Un grand nombre de pays se dotent de capacités informatiques pour se défendre, mais aussi pour attaquer. Certaines mouvances recrutent des mercenaires, voire des ingénieurs. D’autres, notamment Daech, utilisent les espaces numériques, via les réseaux sociaux pour transmettre largement leur propagande, recruter des combattants à travers le monde et pour encourager leurs partisans, notamment en France, à passer à l’acte. Identifier des attaquants est toujours difficile. Ceux qui provoquent des dénis de service par exemple louent des réseaux d’ordinateurs infectés appelés botnets : des milliers d’ordinateurs contrôlés par un virus et conjuguant leurs attaques à l’insu de leur propriétaire.

La cyberdéfense sera-t-elle la quatrième armée française ?
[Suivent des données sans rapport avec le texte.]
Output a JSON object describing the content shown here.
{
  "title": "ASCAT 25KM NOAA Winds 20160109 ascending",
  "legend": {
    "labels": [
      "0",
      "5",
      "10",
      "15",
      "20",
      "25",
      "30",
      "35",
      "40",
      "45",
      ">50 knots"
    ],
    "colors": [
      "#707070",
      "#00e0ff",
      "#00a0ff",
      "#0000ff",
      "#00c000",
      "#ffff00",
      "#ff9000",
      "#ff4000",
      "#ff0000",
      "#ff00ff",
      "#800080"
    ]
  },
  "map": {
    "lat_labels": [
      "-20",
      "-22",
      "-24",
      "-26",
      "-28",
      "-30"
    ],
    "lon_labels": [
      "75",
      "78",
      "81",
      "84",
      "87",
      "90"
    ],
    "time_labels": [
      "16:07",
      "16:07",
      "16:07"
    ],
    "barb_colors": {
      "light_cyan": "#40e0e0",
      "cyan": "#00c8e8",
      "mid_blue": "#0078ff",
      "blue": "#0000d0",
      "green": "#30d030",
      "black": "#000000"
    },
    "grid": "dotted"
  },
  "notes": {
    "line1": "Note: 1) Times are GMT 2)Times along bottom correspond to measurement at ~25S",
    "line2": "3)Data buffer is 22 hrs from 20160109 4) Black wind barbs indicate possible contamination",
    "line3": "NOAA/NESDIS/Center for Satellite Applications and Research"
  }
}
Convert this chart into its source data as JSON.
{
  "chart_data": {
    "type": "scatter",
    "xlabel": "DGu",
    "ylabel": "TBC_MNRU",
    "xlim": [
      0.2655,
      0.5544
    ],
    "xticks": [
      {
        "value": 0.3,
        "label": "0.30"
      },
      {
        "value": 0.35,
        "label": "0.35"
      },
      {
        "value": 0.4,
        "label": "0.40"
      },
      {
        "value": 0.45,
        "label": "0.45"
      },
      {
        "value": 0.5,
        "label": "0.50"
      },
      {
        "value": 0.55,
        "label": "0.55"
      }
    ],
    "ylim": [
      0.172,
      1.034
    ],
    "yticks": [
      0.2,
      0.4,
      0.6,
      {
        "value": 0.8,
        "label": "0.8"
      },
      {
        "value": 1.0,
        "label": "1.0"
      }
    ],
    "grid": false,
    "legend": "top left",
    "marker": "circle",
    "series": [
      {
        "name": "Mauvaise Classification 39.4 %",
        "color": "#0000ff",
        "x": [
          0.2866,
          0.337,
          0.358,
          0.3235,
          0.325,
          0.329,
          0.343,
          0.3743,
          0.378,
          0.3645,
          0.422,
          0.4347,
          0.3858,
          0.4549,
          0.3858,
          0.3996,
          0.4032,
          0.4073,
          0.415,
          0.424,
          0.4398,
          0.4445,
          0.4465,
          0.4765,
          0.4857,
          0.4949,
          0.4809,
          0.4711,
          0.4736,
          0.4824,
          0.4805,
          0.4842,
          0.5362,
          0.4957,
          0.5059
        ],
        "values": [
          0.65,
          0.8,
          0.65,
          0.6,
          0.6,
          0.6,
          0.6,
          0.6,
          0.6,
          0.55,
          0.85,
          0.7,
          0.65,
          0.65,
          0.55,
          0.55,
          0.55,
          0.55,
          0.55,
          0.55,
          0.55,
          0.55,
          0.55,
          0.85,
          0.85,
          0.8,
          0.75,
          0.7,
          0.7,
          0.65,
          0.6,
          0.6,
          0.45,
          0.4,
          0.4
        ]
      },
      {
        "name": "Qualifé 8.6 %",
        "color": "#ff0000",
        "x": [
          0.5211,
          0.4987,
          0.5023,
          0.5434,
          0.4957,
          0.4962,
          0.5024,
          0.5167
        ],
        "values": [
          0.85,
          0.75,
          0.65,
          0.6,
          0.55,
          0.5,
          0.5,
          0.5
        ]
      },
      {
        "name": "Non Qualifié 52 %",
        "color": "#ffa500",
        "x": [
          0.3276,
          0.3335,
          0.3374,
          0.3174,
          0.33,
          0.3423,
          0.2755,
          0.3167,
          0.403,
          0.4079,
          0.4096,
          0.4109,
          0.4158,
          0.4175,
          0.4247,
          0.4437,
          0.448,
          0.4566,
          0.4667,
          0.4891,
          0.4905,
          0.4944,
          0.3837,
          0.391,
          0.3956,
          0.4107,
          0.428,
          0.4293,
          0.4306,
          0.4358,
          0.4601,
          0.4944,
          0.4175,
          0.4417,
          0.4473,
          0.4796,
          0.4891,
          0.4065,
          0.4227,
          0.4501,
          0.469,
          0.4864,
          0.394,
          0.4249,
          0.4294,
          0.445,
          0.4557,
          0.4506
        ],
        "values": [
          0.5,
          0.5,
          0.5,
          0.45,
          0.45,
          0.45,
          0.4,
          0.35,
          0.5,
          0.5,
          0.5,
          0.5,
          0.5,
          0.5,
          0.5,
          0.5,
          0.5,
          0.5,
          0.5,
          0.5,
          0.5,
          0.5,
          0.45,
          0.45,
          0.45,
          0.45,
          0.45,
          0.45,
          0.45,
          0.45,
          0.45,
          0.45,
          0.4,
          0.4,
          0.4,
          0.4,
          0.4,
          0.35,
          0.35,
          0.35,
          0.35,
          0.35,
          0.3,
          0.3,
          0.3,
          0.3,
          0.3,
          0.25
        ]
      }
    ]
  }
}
La cyberdéfense existe au sens opérationnel, mais on n’est pas encore au stade de la quatrième armée. Quand on construit une nouvelle armée il faut aussi créer une DRH, des écoles de recrutement, une chancellerie et beaucoup de structures de soutien. Nous ne sommes qu’au tout début de la vraie cyberdéfense, en termes de moyens, de ressources humaines, de savoir-faire. On est un peu comme à l’époque de la création de l’armée de l’air en 1934. Nous entrons dans une nouvelle dimension, dans un nouvel espace de combat. Moi, je crois davantage à la “composante cyber”, qui est l’étape juste avant l’armée (par exemple, les composantes aériennes ou terrestre sont des armées, mais la composante des forces spéciales ne l’est pas).

Aurez-vous les ressources humaines suffisantes ?
Nous avons toutes les autorisations pour créer des postes – plus de 1 000 postes créés pour la cyberdéfense entre 2014 et 2019 –, mais encore faut-il trouver les gens à mettre dans les cases ! Il faut les trouver, les former, car c’est un nouveau métier avec des compétences techniques d’un certain niveau. Clairement, nous devons aller chercher des ingénieurs dans le civil. C’est un défi d’avoir ces gens-là et de les conserver suffisamment longtemps avant qu’ils retrouvent une vie civile. Nos alliés sont aussi confrontés à ce défi alors que le champ civil aspire déjà beaucoup de militaires. Cela va être un défi pour nous aussi.